Outra ação da mineradora que resultou no rompimento da barragem, segundo os deputados, foi a Vale utilizar, para garantir a continuação da operação da mina, um laudo que atestava estabilidade da barragem, mesmo que o fator de segurança estivesse bem abaixo do recomendado pelos órgãos internacionais, medidas que a mineradora já havia adotado em outras barragens.
A Vale, ainda de acordo com o relatório, detonou explosivos no segundo semestre do ano passado, contrariando as recomendações de auditorias feitas em junho e setembro de 2018. "A manutenção de funcionários em prédios administrativos situados abaixo da barragem foi outro indicativo de que a Vale não prezou sequer pela segurança de seus empregados", conclui o relatório.

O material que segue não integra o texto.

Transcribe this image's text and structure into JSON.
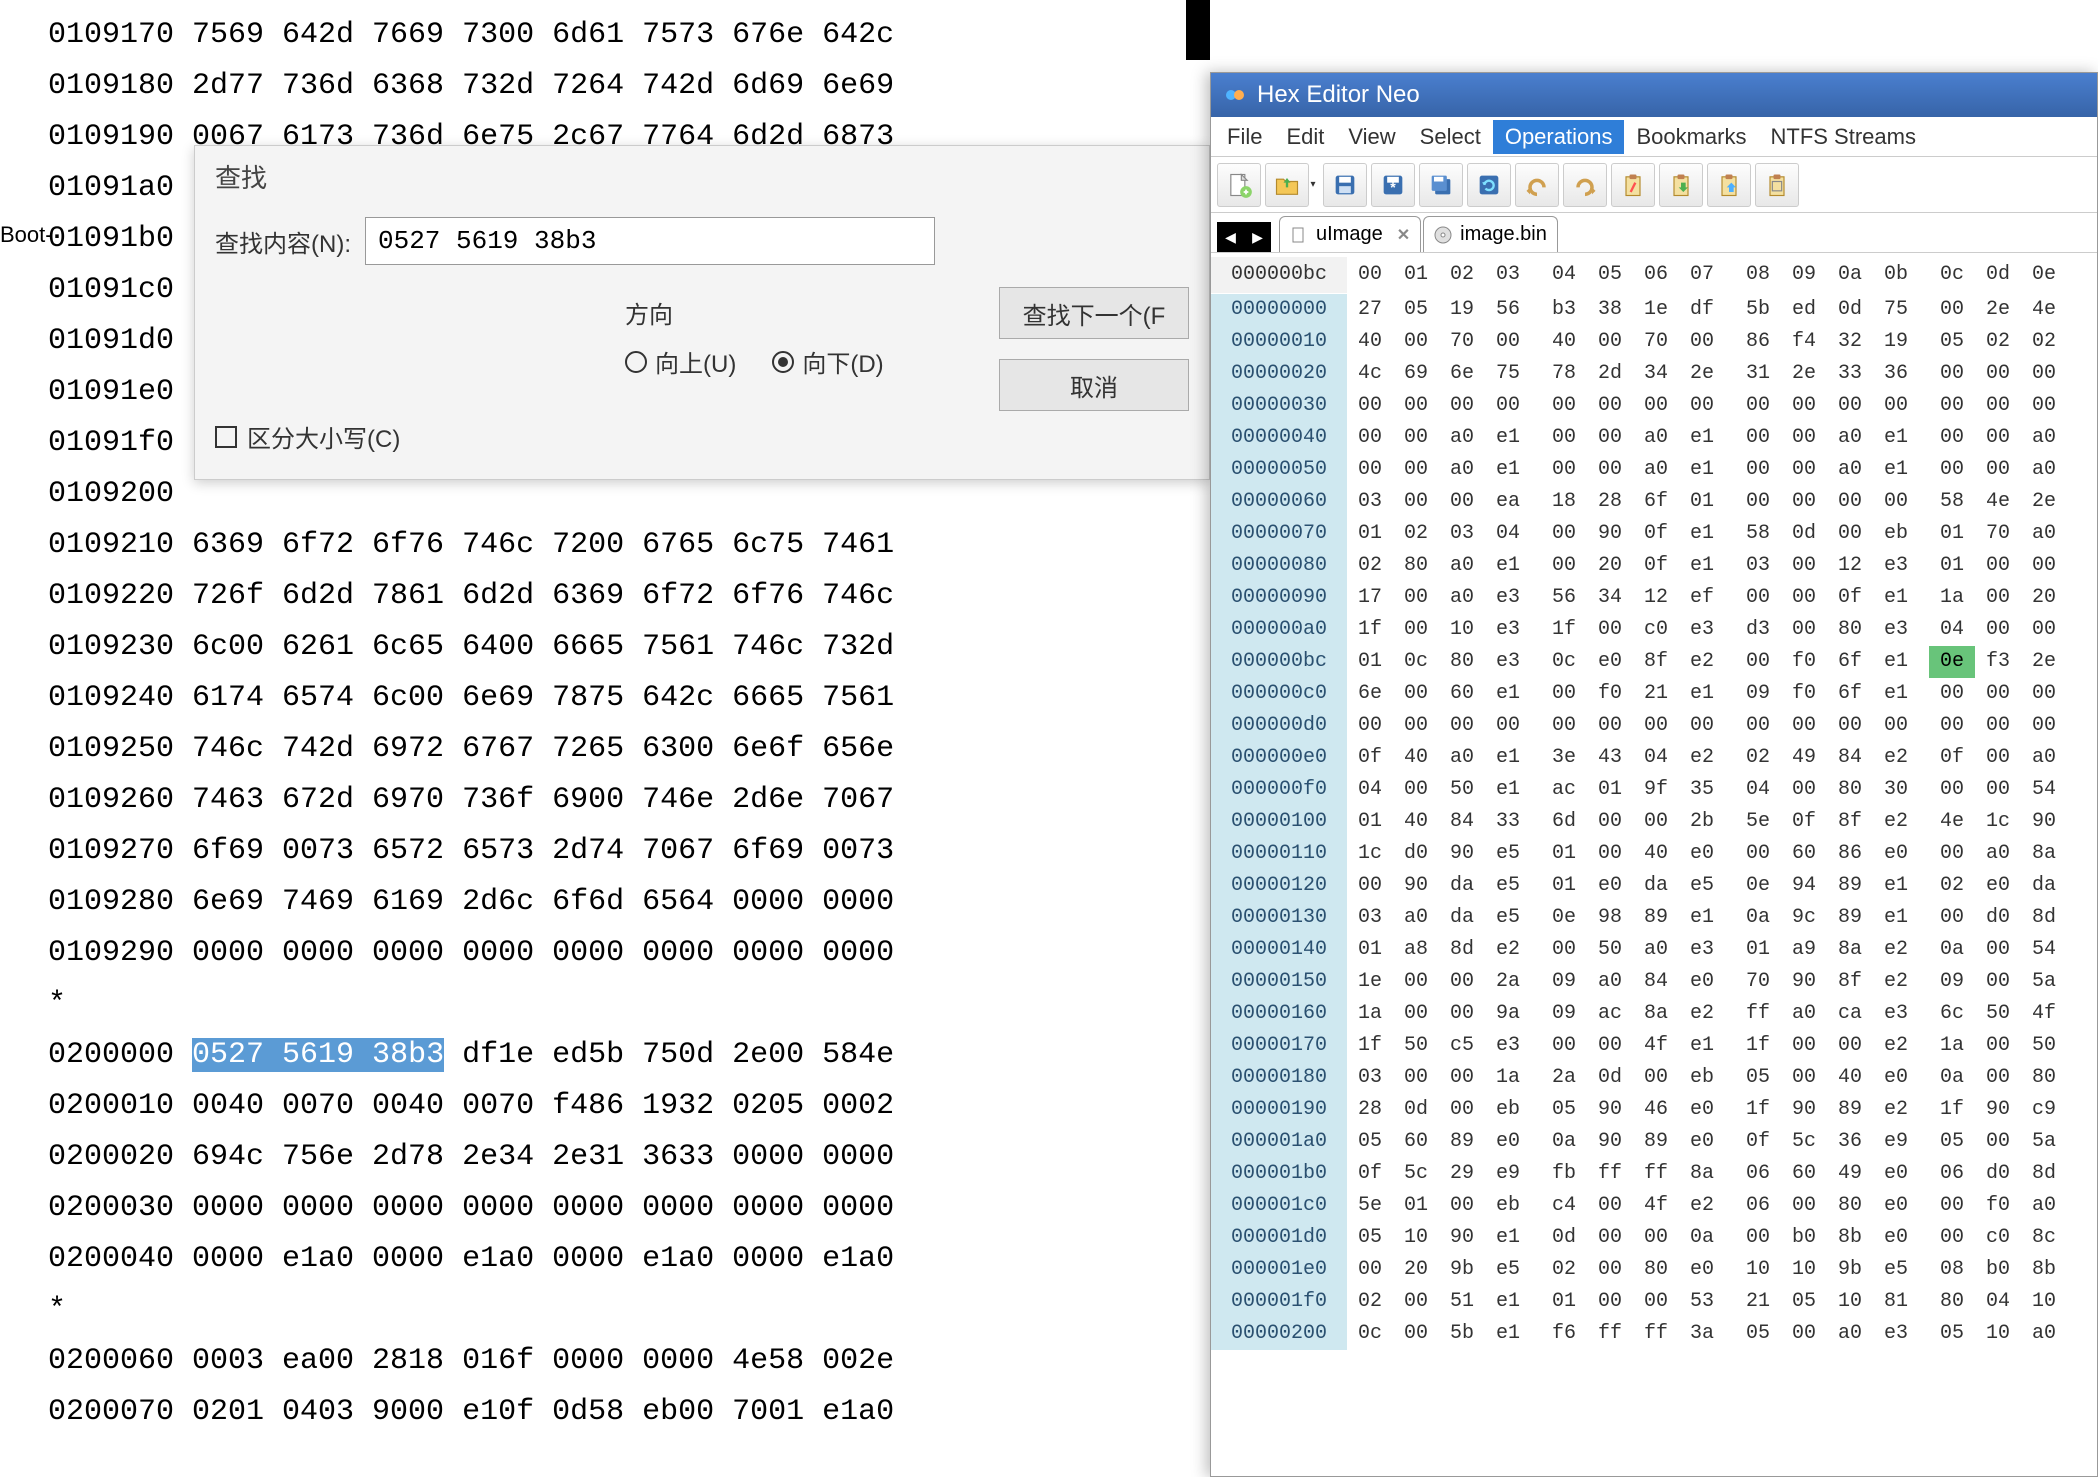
{
  "left": {
    "boot_label": "Boot-",
    "lines": [
      "0109170 7569 642d 7669 7300 6d61 7573 676e 642c",
      "0109180 2d77 736d 6368 732d 7264 742d 6d69 6e69",
      "0109190 0067 6173 736d 6e75 2c67 7764 6d2d 6873",
      "01091a0",
      "01091b0",
      "01091c0",
      "01091d0",
      "01091e0",
      "01091f0",
      "0109200",
      "0109210 6369 6f72 6f76 746c 7200 6765 6c75 7461",
      "0109220 726f 6d2d 7861 6d2d 6369 6f72 6f76 746c",
      "0109230 6c00 6261 6c65 6400 6665 7561 746c 732d",
      "0109240 6174 6574 6c00 6e69 7875 642c 6665 7561",
      "0109250 746c 742d 6972 6767 7265 6300 6e6f 656e",
      "0109260 7463 672d 6970 736f 6900 746e 2d6e 7067",
      "0109270 6f69 0073 6572 6573 2d74 7067 6f69 0073",
      "0109280 6e69 7469 6169 2d6c 6f6d 6564 0000 0000",
      "0109290 0000 0000 0000 0000 0000 0000 0000 0000",
      "*",
      "0200000 {HL}0527 5619 38b3{/HL} df1e ed5b 750d 2e00 584e",
      "0200010 0040 0070 0040 0070 f486 1932 0205 0002",
      "0200020 694c 756e 2d78 2e34 2e31 3633 0000 0000",
      "0200030 0000 0000 0000 0000 0000 0000 0000 0000",
      "0200040 0000 e1a0 0000 e1a0 0000 e1a0 0000 e1a0",
      "*",
      "0200060 0003 ea00 2818 016f 0000 0000 4e58 002e",
      "0200070 0201 0403 9000 e10f 0d58 eb00 7001 e1a0"
    ]
  },
  "find_dialog": {
    "title": "查找",
    "label": "查找内容(N):",
    "value": "0527 5619 38b3",
    "direction_label": "方向",
    "radio_up": "向上(U)",
    "radio_down": "向下(D)",
    "case_label": "区分大小写(C)",
    "btn_next": "查找下一个(F",
    "btn_cancel": "取消"
  },
  "hex_editor": {
    "title": "Hex Editor Neo",
    "menuitems": [
      "File",
      "Edit",
      "View",
      "Select",
      "Operations",
      "Bookmarks",
      "NTFS Streams"
    ],
    "active_menu": 4,
    "tabs": [
      {
        "label": "uImage",
        "closable": true
      },
      {
        "label": "image.bin",
        "closable": false
      }
    ],
    "header_addr": "000000bc",
    "columns": [
      "00",
      "01",
      "02",
      "03",
      "04",
      "05",
      "06",
      "07",
      "08",
      "09",
      "0a",
      "0b",
      "0c",
      "0d",
      "0e"
    ],
    "rows": [
      {
        "addr": "00000000",
        "b": [
          "27",
          "05",
          "19",
          "56",
          "b3",
          "38",
          "1e",
          "df",
          "5b",
          "ed",
          "0d",
          "75",
          "00",
          "2e",
          "4e"
        ]
      },
      {
        "addr": "00000010",
        "b": [
          "40",
          "00",
          "70",
          "00",
          "40",
          "00",
          "70",
          "00",
          "86",
          "f4",
          "32",
          "19",
          "05",
          "02",
          "02"
        ]
      },
      {
        "addr": "00000020",
        "b": [
          "4c",
          "69",
          "6e",
          "75",
          "78",
          "2d",
          "34",
          "2e",
          "31",
          "2e",
          "33",
          "36",
          "00",
          "00",
          "00"
        ]
      },
      {
        "addr": "00000030",
        "b": [
          "00",
          "00",
          "00",
          "00",
          "00",
          "00",
          "00",
          "00",
          "00",
          "00",
          "00",
          "00",
          "00",
          "00",
          "00"
        ]
      },
      {
        "addr": "00000040",
        "b": [
          "00",
          "00",
          "a0",
          "e1",
          "00",
          "00",
          "a0",
          "e1",
          "00",
          "00",
          "a0",
          "e1",
          "00",
          "00",
          "a0"
        ]
      },
      {
        "addr": "00000050",
        "b": [
          "00",
          "00",
          "a0",
          "e1",
          "00",
          "00",
          "a0",
          "e1",
          "00",
          "00",
          "a0",
          "e1",
          "00",
          "00",
          "a0"
        ]
      },
      {
        "addr": "00000060",
        "b": [
          "03",
          "00",
          "00",
          "ea",
          "18",
          "28",
          "6f",
          "01",
          "00",
          "00",
          "00",
          "00",
          "58",
          "4e",
          "2e"
        ]
      },
      {
        "addr": "00000070",
        "b": [
          "01",
          "02",
          "03",
          "04",
          "00",
          "90",
          "0f",
          "e1",
          "58",
          "0d",
          "00",
          "eb",
          "01",
          "70",
          "a0"
        ]
      },
      {
        "addr": "00000080",
        "b": [
          "02",
          "80",
          "a0",
          "e1",
          "00",
          "20",
          "0f",
          "e1",
          "03",
          "00",
          "12",
          "e3",
          "01",
          "00",
          "00"
        ]
      },
      {
        "addr": "00000090",
        "b": [
          "17",
          "00",
          "a0",
          "e3",
          "56",
          "34",
          "12",
          "ef",
          "00",
          "00",
          "0f",
          "e1",
          "1a",
          "00",
          "20"
        ]
      },
      {
        "addr": "000000a0",
        "b": [
          "1f",
          "00",
          "10",
          "e3",
          "1f",
          "00",
          "c0",
          "e3",
          "d3",
          "00",
          "80",
          "e3",
          "04",
          "00",
          "00"
        ]
      },
      {
        "addr": "000000bc",
        "b": [
          "01",
          "0c",
          "80",
          "e3",
          "0c",
          "e0",
          "8f",
          "e2",
          "00",
          "f0",
          "6f",
          "e1",
          "0e",
          "f3",
          "2e"
        ],
        "hi": 12
      },
      {
        "addr": "000000c0",
        "b": [
          "6e",
          "00",
          "60",
          "e1",
          "00",
          "f0",
          "21",
          "e1",
          "09",
          "f0",
          "6f",
          "e1",
          "00",
          "00",
          "00"
        ]
      },
      {
        "addr": "000000d0",
        "b": [
          "00",
          "00",
          "00",
          "00",
          "00",
          "00",
          "00",
          "00",
          "00",
          "00",
          "00",
          "00",
          "00",
          "00",
          "00"
        ]
      },
      {
        "addr": "000000e0",
        "b": [
          "0f",
          "40",
          "a0",
          "e1",
          "3e",
          "43",
          "04",
          "e2",
          "02",
          "49",
          "84",
          "e2",
          "0f",
          "00",
          "a0"
        ]
      },
      {
        "addr": "000000f0",
        "b": [
          "04",
          "00",
          "50",
          "e1",
          "ac",
          "01",
          "9f",
          "35",
          "04",
          "00",
          "80",
          "30",
          "00",
          "00",
          "54"
        ]
      },
      {
        "addr": "00000100",
        "b": [
          "01",
          "40",
          "84",
          "33",
          "6d",
          "00",
          "00",
          "2b",
          "5e",
          "0f",
          "8f",
          "e2",
          "4e",
          "1c",
          "90"
        ]
      },
      {
        "addr": "00000110",
        "b": [
          "1c",
          "d0",
          "90",
          "e5",
          "01",
          "00",
          "40",
          "e0",
          "00",
          "60",
          "86",
          "e0",
          "00",
          "a0",
          "8a"
        ]
      },
      {
        "addr": "00000120",
        "b": [
          "00",
          "90",
          "da",
          "e5",
          "01",
          "e0",
          "da",
          "e5",
          "0e",
          "94",
          "89",
          "e1",
          "02",
          "e0",
          "da"
        ]
      },
      {
        "addr": "00000130",
        "b": [
          "03",
          "a0",
          "da",
          "e5",
          "0e",
          "98",
          "89",
          "e1",
          "0a",
          "9c",
          "89",
          "e1",
          "00",
          "d0",
          "8d"
        ]
      },
      {
        "addr": "00000140",
        "b": [
          "01",
          "a8",
          "8d",
          "e2",
          "00",
          "50",
          "a0",
          "e3",
          "01",
          "a9",
          "8a",
          "e2",
          "0a",
          "00",
          "54"
        ]
      },
      {
        "addr": "00000150",
        "b": [
          "1e",
          "00",
          "00",
          "2a",
          "09",
          "a0",
          "84",
          "e0",
          "70",
          "90",
          "8f",
          "e2",
          "09",
          "00",
          "5a"
        ]
      },
      {
        "addr": "00000160",
        "b": [
          "1a",
          "00",
          "00",
          "9a",
          "09",
          "ac",
          "8a",
          "e2",
          "ff",
          "a0",
          "ca",
          "e3",
          "6c",
          "50",
          "4f"
        ]
      },
      {
        "addr": "00000170",
        "b": [
          "1f",
          "50",
          "c5",
          "e3",
          "00",
          "00",
          "4f",
          "e1",
          "1f",
          "00",
          "00",
          "e2",
          "1a",
          "00",
          "50"
        ]
      },
      {
        "addr": "00000180",
        "b": [
          "03",
          "00",
          "00",
          "1a",
          "2a",
          "0d",
          "00",
          "eb",
          "05",
          "00",
          "40",
          "e0",
          "0a",
          "00",
          "80"
        ]
      },
      {
        "addr": "00000190",
        "b": [
          "28",
          "0d",
          "00",
          "eb",
          "05",
          "90",
          "46",
          "e0",
          "1f",
          "90",
          "89",
          "e2",
          "1f",
          "90",
          "c9"
        ]
      },
      {
        "addr": "000001a0",
        "b": [
          "05",
          "60",
          "89",
          "e0",
          "0a",
          "90",
          "89",
          "e0",
          "0f",
          "5c",
          "36",
          "e9",
          "05",
          "00",
          "5a"
        ]
      },
      {
        "addr": "000001b0",
        "b": [
          "0f",
          "5c",
          "29",
          "e9",
          "fb",
          "ff",
          "ff",
          "8a",
          "06",
          "60",
          "49",
          "e0",
          "06",
          "d0",
          "8d"
        ]
      },
      {
        "addr": "000001c0",
        "b": [
          "5e",
          "01",
          "00",
          "eb",
          "c4",
          "00",
          "4f",
          "e2",
          "06",
          "00",
          "80",
          "e0",
          "00",
          "f0",
          "a0"
        ]
      },
      {
        "addr": "000001d0",
        "b": [
          "05",
          "10",
          "90",
          "e1",
          "0d",
          "00",
          "00",
          "0a",
          "00",
          "b0",
          "8b",
          "e0",
          "00",
          "c0",
          "8c"
        ]
      },
      {
        "addr": "000001e0",
        "b": [
          "00",
          "20",
          "9b",
          "e5",
          "02",
          "00",
          "80",
          "e0",
          "10",
          "10",
          "9b",
          "e5",
          "08",
          "b0",
          "8b"
        ]
      },
      {
        "addr": "000001f0",
        "b": [
          "02",
          "00",
          "51",
          "e1",
          "01",
          "00",
          "00",
          "53",
          "21",
          "05",
          "10",
          "81",
          "80",
          "04",
          "10"
        ]
      },
      {
        "addr": "00000200",
        "b": [
          "0c",
          "00",
          "5b",
          "e1",
          "f6",
          "ff",
          "ff",
          "3a",
          "05",
          "00",
          "a0",
          "e3",
          "05",
          "10",
          "a0"
        ]
      }
    ]
  }
}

Caso a Vale tivesse notificado a Agência Nacional de Mineração (ANM) da real situação da barragem, os deputados acreditam que os prédios da área administrativa da mina de Córrego do Feijão teriam sido interditados, por se situarem abaixo da estrutura.
Mudanças
A CPI vai criar um grupo de trabalho para acompanhar o cumprimento das solicitações, como pagamento de indenizações por danos morais e materiais e danos à fauna. O relatório também pede mudanças na legislação de barragens.
Para os deputados, a Vale sabia que a barragem funcionava com fator insuficiente para garantir a segurança. "Houve cegueira deliberada da empresa, de funcionários e colaboradores por não tomarem as providências necessárias", conclui o relatório. "A Vale preferiu o lucro, o que motivou que os responsáveis pela redução dos riscos agissem com descaso", concluíram os deputados da CPI.
Os passaportes de algumas pessoas citadas devem ser recolhidos para que elas não deixem o país e para que haja garantia da aplicação da lei penal, segundo o relatório.
Justiça
Parentes de vítimas acompanham a leitura do relatório. Várias fotos de mortos e desaparecidos foram espalhadas no piso do saguão onde fica o Plenarinho IV, onde aconteceu a audiência.
A professora Juliana Fonseca, que perdeu seis parentes e 52 pessoas do seu convívio no rompimento da barragem, acompanhou mais de 30 reuniões da CPI e disse que vai lutar por Justiça.
Posicionamento
Em nota, a mineradora Vale informou que "respeitosamente discorda" da sugestão de indiciamento de funcionários e executivos da companhia. Para a empresa, o relatório recomenda os indiciamentos de forma verticalizada "com base em cargos ocupados em todos os níveis da empresa". "A Vale considera fundamental que haja uma conclusão pericial, técnica e científica sobre as causas do rompimento da barragem B1 antes que sejam apontadas responsabilidades. A Vale e seus empregados permanecerão colaborando ativamente com todas as autoridades competentes e com órgãos que apuram as circunstâncias do rompimento", finalizou a nota.
Já a Tüv Süd, procurada, informou que não vai se posicionar. "Por conta das investigações em curso, a Tüv Süd não comentará sobre o relatório. A empresa reitera que tem cooperado com as autoridades para o esclarecimento das circunstâncias do colapso da barragem", finalizou.
Ambas as empresas não responderam aos questionamentos de qual seria a situação dentro das companhias dos funcionários que constam na lista de possíveis indiciados.
Investigação
A Polícia Civil respondeu à demanda da reportagem na manhã desta sexta-feira (13). A corporação informou que as investigações relacionadas ao rompimento da barragem de Brumadinho já se encontram em estágio avançado, restando poucas diligências para serem realizadas. O órgão ainda afirmou que o relatório da CPI apresentado e aprovado na ALMG tem papel relevante para auxiliar na elucidação do episódio ocorrido em Brumadinho.
Atualizada às 8h52, em 13 de setembro de 2019.